Cette « exclusion […] de tout lieu stable et défini où placer le spectateur » est liée à l’indécidabilité (selon Roland Barthes, « l’indécidabilité est une “preuve” d’écriture », Barthes, 2002, III c : 256) qui caractérise non seulement le tableau de Manet mais également le texte flaubertien (notamment grâce à l’utilisation du style indirect libre qui empêche de répondre d’une manière certaine à la question : qui parle ?) et le texte conradien (puisque le déplacement des signifiants dans le texte conradien empêche de fixer le sens, un signifiant pouvant toujours faire l’objet d’un renversement, d’où l’indécidabilité qui en découle650).

Indécidabilité, incertitude651, indécision, hésitation652, voilà comment les artistes modernistes que sont Manet, Flaubert et Conrad attirent « l’attention sur l’art » (Greenberg, 1995 : 318), voilà comment ils font prendre conscience aux spectateurs et aux lecteurs de l’importance des aspects visuels et vocaux.

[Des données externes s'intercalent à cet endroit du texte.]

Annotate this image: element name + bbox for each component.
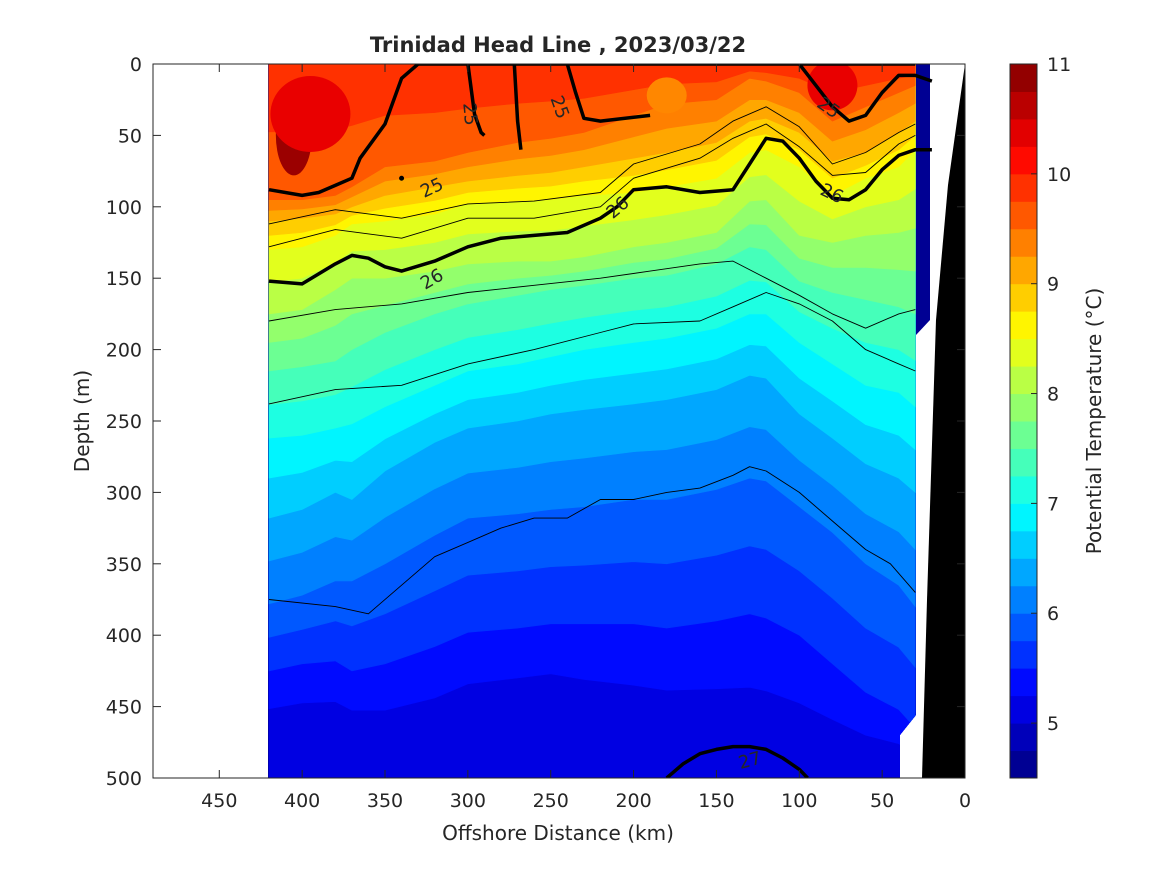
colorbar-swatch <box>1010 750 1037 779</box>
temp-core <box>807 64 858 111</box>
colorbar-swatch <box>1010 503 1037 532</box>
colorbar-tick-label: 6 <box>1047 603 1059 625</box>
y-tick-label: 100 <box>106 197 142 219</box>
colorbar-swatch <box>1010 448 1037 477</box>
colorbar-swatch <box>1010 283 1037 312</box>
thin-density-contour <box>268 123 916 248</box>
colorbar-swatch <box>1010 613 1037 642</box>
colorbar-tick-label: 7 <box>1047 493 1059 515</box>
y-tick-label: 400 <box>106 625 142 647</box>
x-tick-label: 100 <box>781 790 817 812</box>
density-contour-25-lobe <box>797 64 933 123</box>
y-tick-label: 200 <box>106 340 142 362</box>
y-tick-label: 50 <box>118 125 142 147</box>
colorbar-swatch <box>1010 201 1037 230</box>
y-tick-label: 250 <box>106 411 142 433</box>
x-tick-label: 250 <box>533 790 569 812</box>
colorbar-swatch <box>1010 91 1037 120</box>
temp-core <box>646 77 687 114</box>
y-tick-label: 150 <box>106 268 142 290</box>
colorbar-tick-label: 9 <box>1047 274 1059 296</box>
colorbar-tick-label: 5 <box>1047 713 1059 735</box>
colorbar-tick-label: 8 <box>1047 384 1059 406</box>
colorbar-swatch <box>1010 475 1037 504</box>
contour-label: 25 <box>458 102 481 127</box>
x-tick-label: 0 <box>959 790 971 812</box>
x-tick-label: 200 <box>615 790 651 812</box>
colorbar-swatch <box>1010 338 1037 367</box>
colorbar-swatch <box>1010 558 1037 587</box>
x-tick-label: 50 <box>870 790 894 812</box>
x-axis-ticks: 450 400 350 300 250 200 150 100 50 0 <box>201 64 971 812</box>
y-tick-label: 450 <box>106 697 142 719</box>
density-contour-26 <box>268 136 932 286</box>
temperature-bands <box>268 64 930 778</box>
colorbar-swatch <box>1010 64 1037 92</box>
y-tick-label: 300 <box>106 482 142 504</box>
colorbar-swatch <box>1010 421 1037 449</box>
x-tick-label: 150 <box>698 790 734 812</box>
colorbar-swatch <box>1010 173 1037 202</box>
colorbar-tick-label: 11 <box>1047 54 1071 76</box>
colorbar-swatch <box>1010 393 1037 422</box>
contour-dot <box>399 175 405 181</box>
colorbar-tick-label: 10 <box>1047 164 1071 186</box>
colorbar-label: Potential Temperature (°C) <box>1082 288 1106 555</box>
y-tick-label: 350 <box>106 554 142 576</box>
colorbar-swatch <box>1010 723 1037 752</box>
x-tick-label: 350 <box>367 790 403 812</box>
seafloor-bathymetry <box>922 64 965 778</box>
y-tick-label: 500 <box>106 768 142 790</box>
colorbar-swatch <box>1010 695 1037 724</box>
density-contour-25 <box>268 64 916 198</box>
x-tick-label: 300 <box>450 790 486 812</box>
density-contour-25-lobe <box>466 64 486 137</box>
contour-label-text: 25 <box>458 102 481 127</box>
colorbar-swatch <box>1010 585 1037 614</box>
y-tick-label: 0 <box>130 54 142 76</box>
colorbar-swatch <box>1010 311 1037 340</box>
colorbar-swatch <box>1010 366 1037 395</box>
density-contour-25-lobe <box>512 64 523 150</box>
colorbar-swatch <box>1010 640 1037 669</box>
x-axis-label: Offshore Distance (km) <box>442 821 674 845</box>
density-contour-27 <box>665 744 809 778</box>
temp-core <box>270 75 351 152</box>
colorbar-swatch <box>1010 146 1037 175</box>
colorbar-swatch <box>1010 256 1037 285</box>
x-tick-label: 450 <box>201 790 237 812</box>
thin-density-contour <box>268 466 916 615</box>
colorbar-swatch <box>1010 668 1037 697</box>
thin-density-contour <box>268 260 916 329</box>
colorbar-frame <box>1009 63 1038 779</box>
y-axis-ticks: 0 50 100 150 200 250 300 350 400 450 500 <box>106 54 965 790</box>
colorbar <box>1010 64 1037 779</box>
colorbar-swatch <box>1010 530 1037 559</box>
thin-density-contour <box>268 292 916 405</box>
density-contour-25-lobe <box>565 64 651 123</box>
colorbar-ticks: 5 6 7 8 9 10 11 <box>1031 54 1071 735</box>
thin-density-contour <box>268 106 916 225</box>
colorbar-swatch <box>1010 228 1037 257</box>
x-tick-label: 400 <box>284 790 320 812</box>
chart-title: Trinidad Head Line , 2023/03/22 <box>370 33 746 57</box>
y-axis-label: Depth (m) <box>70 370 94 472</box>
colorbar-swatch <box>1010 118 1037 147</box>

Revenons à présent sur le lien qui unit la vision au style.

Notes
640.

Charles Baudelaire, « Le Peintre de la vie moderne », Au-delà du romantisme, (Paris, Flammarion, 1998), p. 217.

641.

Lettre du 25 juin 1853 à Louise Colet (Flaubert, 1980, II : 362).

642.

Georges Bataille, Manet (1955), (Paris, Skira, 1994), p. 69. Les références à cet ouvrage seront désormais indiquées sous la forme suivante : (Bataille, 1994 : 69).

643.

D’ailleurs, Georges Bataille insiste sur cette distance qui sépare Manet des peintres impressionnistes lorsqu’il écrit : « Manet ne fut jamais qu’un impressionniste distant. Quand, en 1874, ses amis se refusèrent en groupe à présenter leurs toiles au Salon. Quand Degas, Monet, Renoir, Cézanne et d’autres, dont Berthe Morisot, exposèrent seuls, Manet ne les suivit pas. » (G. Bataille, 1994 : 83)

644.

Lettre du 2-3 février 1880 à Léon Hennique (Flaubert, 2007, V : 811).

645.

Michel Foucault, La Peinture de Manet, (Paris, Seuil, 2004), p.47.

646.

Voir annexe n°12, p. 438.

647.

Cette citation de Claude Maisonnat fait uniquement référence à Joseph Conrad, certes, mais l’on peut également l’appliquer à Flaubert ainsi qu’à Manet. Claude Maisonnat, « “Truth stripped of its cloak of time” ou l’énigme de la littérarité dans Heart of darkness », Joseph Conrad 2, (Paris, Minard, 2002), p. 95. Les références à cet article seront désormais indiquées sous la forme suivante : (Maisonnat, 2002 : 95).

648.

Voir annexe n°13, p. 439.

649.

Michel Foucault, La Peinture de Manet, (Paris, Seuil, 2004), pp. 46-47.

650.

Voir à ce sujet ce qu’écrit Josiane Paccaud-Huguet à propos de Heart of Darkness  : « Glissement dans le temps et dans l’espace narratif puisque l’oreille du narrataire de Marlow se trouve prise dans la méprise entre light, Knight et night : mais il s’agit d’une méprise bienheureuse qui défait l’opposition binaire ombre/lumière liée à l’anthropocentrisme de la conquête occidentale, pour ouvrir le texte à tous les vents, à tous les sens – y compris la notion inouïe d’“obscurantisme des Lumières”, entraperçue comme un éclair dans les nuées du texte. » (Paccaud-Huguet, 2002 : 178)

651.

Selon Roland Barthes, c’est « en maniant une ironie frappée d’incertitude » que Flaubert « opère un malaise salutaire de l’écriture » (Barthes, 2002, III c : 235)

652.

Georges Bataille écrit : «Le charme de Manet n’est-il pas fait d’indécision, d’hésitation ? » (Bataille, 1994 : 83).